So Valentine's Day isn't a struggle for me because my Facebook status is "single." I have become much more confident in myself and that is not something that I must have anymore. Although I admit I do like having someone to snuggle up with during a movie. It's more of a struggle because of all of the sweets that accompany it, tempting me in every way possible.
I definitely wasn't successful in overcoming all of the temptations... We had so many sweets at the house that friends had made for Valentine's day or my host mom's birthday. There were heart shaped cookies, kiss cookies, chocolate, and my downfall a chocolate chip cookie cake. I was pretty contained for the most part but that darn cookie cake will do me in. Thankfully they are taking it to work tomorrow so I don't have to look at the darn thing anymore!
But reflecting upon Valentine's Day and all of the sweets really made me look at how I have been eating the past few weeks. Surprisingly, it has been pretty darn good. I would say I am about 70/30 on the whole Paleo thing. For the most part I eat non-processed food that keeps my body fueled well. It has been great that the family I am living with has sort of adapted this lifestyle as well and really helped me stay on track in my eating. It is nice not having bad temptations in front of me all the time. And it has been great having leftovers for lunch the next day.
My 30% of not Paleo consists of a little dairy... The first thing is I have a glass of milk every night for dinner. We have Oberweis milk and according to my brother it is the best milk around. I feel like I need to take advantage of this opportunity while I have it haha. But in all honesty, I have always been a huge milk drinker and just something about it makes me very happy at night. Also, the calcium in it is an added bonus! So milk (and my once a week ice cream) may account for about 7% of my non-Paleo. The other 23% is probably in carbohydrates. With how much I have been training, and how much I am on my feet throughout the day, I feel like I need a dew more of these than I used to. I find if I don't eat any carbs really my body gets very tired and that is never a good thing. My biggest thing with carbs is just making sure I eat them in moderation. If I stuff myself I can tell and my body doesn't like that either... It is a delicate balance but something that I am learning to balance out.
Ok, ok. So 6% of my non-Paleo is definitely sweets. I have found that if I allow myself something small everyday it keeps my sweet craving to a minimum which is always good because I could gorge myself if I wanted to. Besides Saturday, I really have been eating them in moderation. I have never been a huge packaged sweet individual, but those baked goods will get me every time. Usually, I allow myself one little sweet a day. Sometimes I don't need it, but sometimes it helps me curb my cravings. I figure if I work out hard and well then this is acceptable. I know it is not perfect, but it works for me and helps me stay controlled.
The one thing I have noticed about diet which I never really thought I would say is how much it affects me if I eat poorly for a few days. My body rejects the food and I feel sluggish. I used to eat whatever I wanted and not know any better, but now that I have been eating well, I can really notice a difference if I do not. More motivation to keep me on track for sure.

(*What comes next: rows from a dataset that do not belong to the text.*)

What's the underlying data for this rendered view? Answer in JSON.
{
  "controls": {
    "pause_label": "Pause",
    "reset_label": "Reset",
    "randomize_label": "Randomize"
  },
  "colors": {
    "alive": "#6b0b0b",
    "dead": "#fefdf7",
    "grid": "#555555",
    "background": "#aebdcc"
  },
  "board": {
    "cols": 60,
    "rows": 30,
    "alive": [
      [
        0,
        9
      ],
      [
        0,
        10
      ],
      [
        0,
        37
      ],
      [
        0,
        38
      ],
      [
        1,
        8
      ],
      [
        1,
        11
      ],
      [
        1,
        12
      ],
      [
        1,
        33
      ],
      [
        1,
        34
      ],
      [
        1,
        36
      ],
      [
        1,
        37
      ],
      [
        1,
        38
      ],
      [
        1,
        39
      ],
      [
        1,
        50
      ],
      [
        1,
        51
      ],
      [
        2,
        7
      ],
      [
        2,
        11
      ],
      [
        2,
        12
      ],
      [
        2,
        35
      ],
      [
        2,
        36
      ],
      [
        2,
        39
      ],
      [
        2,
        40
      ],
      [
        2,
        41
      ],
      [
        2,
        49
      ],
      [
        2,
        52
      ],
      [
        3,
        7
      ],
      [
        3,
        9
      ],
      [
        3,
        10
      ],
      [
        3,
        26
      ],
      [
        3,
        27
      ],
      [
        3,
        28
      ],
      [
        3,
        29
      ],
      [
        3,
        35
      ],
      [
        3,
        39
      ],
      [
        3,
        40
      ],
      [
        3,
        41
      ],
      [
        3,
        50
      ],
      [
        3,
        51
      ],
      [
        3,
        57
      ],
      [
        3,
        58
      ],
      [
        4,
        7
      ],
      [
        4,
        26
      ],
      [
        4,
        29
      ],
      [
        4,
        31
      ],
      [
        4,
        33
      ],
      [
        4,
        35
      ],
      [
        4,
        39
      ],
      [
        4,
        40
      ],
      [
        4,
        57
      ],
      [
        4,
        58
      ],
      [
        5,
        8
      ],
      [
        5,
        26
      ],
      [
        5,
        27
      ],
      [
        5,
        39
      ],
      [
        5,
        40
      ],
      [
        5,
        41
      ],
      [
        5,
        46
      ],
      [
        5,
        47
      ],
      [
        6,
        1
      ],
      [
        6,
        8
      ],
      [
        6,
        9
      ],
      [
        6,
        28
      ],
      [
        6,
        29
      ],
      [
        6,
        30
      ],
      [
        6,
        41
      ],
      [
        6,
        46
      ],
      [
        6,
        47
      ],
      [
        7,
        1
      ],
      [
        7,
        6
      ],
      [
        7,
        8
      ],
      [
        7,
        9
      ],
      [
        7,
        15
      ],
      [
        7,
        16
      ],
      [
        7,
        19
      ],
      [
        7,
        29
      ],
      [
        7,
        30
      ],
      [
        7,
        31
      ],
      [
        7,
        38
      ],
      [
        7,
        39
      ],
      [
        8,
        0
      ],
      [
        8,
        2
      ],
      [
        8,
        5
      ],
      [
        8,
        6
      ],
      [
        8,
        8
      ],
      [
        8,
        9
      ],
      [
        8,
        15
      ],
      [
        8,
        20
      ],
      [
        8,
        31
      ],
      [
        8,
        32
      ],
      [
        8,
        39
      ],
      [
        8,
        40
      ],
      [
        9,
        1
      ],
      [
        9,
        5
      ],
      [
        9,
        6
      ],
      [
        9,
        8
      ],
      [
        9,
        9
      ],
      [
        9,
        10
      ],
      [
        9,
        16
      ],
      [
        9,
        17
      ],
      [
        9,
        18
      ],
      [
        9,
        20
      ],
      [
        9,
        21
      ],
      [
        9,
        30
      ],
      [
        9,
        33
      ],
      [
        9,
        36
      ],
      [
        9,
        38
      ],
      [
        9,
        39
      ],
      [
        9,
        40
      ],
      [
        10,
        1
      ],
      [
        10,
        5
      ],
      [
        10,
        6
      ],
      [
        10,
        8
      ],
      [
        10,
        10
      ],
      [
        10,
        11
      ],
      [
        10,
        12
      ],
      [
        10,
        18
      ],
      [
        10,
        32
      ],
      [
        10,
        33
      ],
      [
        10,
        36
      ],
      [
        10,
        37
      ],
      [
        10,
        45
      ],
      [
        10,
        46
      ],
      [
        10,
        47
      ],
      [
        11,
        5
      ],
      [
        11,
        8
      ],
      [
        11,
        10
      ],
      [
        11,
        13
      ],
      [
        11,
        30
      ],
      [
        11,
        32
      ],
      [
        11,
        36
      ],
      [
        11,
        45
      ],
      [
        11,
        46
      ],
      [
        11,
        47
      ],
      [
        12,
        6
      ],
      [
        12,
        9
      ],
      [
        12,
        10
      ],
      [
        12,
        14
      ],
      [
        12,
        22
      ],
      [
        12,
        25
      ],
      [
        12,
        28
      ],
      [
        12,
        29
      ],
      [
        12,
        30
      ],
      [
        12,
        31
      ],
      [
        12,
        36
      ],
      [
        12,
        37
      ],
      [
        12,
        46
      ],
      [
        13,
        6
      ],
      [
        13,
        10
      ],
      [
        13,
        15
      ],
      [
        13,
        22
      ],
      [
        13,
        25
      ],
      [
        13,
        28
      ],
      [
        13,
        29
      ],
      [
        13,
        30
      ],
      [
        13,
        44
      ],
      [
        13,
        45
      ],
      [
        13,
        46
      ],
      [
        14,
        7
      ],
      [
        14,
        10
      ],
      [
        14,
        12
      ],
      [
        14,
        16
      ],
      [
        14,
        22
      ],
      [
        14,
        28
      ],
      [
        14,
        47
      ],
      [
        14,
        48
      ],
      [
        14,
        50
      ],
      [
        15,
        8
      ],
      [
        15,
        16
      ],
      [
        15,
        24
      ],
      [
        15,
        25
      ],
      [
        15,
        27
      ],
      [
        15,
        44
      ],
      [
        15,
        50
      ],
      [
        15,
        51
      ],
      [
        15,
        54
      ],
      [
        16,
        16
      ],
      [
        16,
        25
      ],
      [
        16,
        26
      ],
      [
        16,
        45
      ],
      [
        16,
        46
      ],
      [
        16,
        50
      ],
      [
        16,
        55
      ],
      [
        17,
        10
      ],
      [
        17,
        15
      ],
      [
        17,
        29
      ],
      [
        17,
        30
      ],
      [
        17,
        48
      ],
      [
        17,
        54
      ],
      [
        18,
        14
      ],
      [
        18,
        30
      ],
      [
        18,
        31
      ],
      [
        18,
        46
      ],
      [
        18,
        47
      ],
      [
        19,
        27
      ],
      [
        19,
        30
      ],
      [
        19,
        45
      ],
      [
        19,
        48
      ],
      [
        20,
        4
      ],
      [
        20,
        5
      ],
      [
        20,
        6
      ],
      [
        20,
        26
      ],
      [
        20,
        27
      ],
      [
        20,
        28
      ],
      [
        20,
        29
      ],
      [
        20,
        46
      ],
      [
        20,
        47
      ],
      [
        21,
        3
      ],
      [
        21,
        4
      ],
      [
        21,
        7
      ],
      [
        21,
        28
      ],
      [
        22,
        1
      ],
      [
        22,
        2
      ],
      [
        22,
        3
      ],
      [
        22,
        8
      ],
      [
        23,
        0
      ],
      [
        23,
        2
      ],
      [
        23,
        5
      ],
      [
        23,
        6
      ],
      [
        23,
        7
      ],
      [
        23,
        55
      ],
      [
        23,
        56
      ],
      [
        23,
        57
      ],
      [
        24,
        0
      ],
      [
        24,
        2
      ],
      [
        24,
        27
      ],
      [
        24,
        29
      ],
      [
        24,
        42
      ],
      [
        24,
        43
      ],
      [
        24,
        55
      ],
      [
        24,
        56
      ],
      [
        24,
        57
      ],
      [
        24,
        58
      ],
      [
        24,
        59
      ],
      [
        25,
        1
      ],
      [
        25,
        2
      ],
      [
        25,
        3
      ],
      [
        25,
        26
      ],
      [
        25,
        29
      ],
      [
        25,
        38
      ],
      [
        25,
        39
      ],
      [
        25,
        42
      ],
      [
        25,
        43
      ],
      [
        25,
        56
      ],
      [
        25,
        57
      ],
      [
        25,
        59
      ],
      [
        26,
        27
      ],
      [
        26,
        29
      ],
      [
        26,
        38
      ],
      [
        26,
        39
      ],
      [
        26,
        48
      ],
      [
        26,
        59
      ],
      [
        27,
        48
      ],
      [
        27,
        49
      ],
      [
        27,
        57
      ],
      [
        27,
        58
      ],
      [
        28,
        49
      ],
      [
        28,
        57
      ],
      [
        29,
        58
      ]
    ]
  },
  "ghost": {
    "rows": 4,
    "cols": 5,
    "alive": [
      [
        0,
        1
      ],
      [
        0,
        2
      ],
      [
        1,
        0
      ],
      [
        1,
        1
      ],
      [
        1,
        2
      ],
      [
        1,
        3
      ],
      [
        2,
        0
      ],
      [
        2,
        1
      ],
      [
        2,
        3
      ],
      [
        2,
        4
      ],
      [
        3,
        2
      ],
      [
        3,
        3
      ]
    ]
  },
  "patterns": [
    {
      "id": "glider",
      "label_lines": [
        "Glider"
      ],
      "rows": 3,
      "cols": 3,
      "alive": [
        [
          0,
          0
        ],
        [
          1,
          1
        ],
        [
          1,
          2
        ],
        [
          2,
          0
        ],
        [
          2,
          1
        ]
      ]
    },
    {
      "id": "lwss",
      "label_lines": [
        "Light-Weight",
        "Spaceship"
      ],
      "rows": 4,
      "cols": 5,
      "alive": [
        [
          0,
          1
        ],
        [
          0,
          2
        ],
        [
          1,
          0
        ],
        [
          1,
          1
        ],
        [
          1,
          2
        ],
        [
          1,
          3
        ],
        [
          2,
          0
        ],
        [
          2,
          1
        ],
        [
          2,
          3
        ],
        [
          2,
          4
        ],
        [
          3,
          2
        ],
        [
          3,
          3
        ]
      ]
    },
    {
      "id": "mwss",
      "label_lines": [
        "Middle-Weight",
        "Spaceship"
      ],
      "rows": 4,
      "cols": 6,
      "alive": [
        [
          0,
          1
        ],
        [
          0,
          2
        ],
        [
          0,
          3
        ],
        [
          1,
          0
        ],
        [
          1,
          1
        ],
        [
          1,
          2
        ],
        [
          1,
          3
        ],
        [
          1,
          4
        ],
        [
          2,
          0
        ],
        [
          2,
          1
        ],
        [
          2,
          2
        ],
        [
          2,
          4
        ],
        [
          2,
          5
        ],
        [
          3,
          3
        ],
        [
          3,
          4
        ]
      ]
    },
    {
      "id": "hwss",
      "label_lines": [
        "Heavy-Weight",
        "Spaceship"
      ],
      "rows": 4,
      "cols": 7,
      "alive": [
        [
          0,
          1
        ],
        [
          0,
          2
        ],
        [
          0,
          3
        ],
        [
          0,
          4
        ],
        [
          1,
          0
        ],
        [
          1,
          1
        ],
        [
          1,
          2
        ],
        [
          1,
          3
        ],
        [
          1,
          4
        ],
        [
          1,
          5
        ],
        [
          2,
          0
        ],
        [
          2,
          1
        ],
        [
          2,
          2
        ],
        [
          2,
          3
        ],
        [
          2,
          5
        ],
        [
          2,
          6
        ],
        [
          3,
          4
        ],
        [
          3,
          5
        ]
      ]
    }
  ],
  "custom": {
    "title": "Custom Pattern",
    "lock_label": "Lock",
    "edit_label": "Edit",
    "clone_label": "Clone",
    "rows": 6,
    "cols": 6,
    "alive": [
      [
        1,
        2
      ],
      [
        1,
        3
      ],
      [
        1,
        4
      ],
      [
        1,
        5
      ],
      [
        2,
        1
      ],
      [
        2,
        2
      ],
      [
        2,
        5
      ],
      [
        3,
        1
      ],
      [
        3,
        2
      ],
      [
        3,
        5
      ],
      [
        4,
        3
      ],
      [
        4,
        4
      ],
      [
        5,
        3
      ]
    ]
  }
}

So in other big news, I officially signed up for the 2015 CrossFit Open. I am excited, nervous, and ready all at once. I hate the anticipation they put into it every week. I wish they just put all of the workouts out there and we had to do them in one weekend. But alas it doesn't work like this and I will have to patiently await the announcement every week. I am ready for this to get underway though so I can see how my hard work this past year has paid off. I have retested a few of the workouts from last year these past few weeks and have seen huge improvements. I know everyone else in the world is improving as well but I am hoping I have done a little bit more than some of them. But who knows. I am just trying to go into it with an open mind and get ready to attack whatever is thrown at me.
Also, just an FYI. I am studying for my PT boards right now. So blogging may not be at the top of my list to do these next few months. I will keep trying to post about once a week, but after I get done studying at night, all I want to do is turn my mind off. Hopefully on my off day from studying I can find the power to blog but no promises are being made! And sorry for no pictures in this blog. For some reason my phone isn't connecting to my computer. When I get it figured out I will upload a few!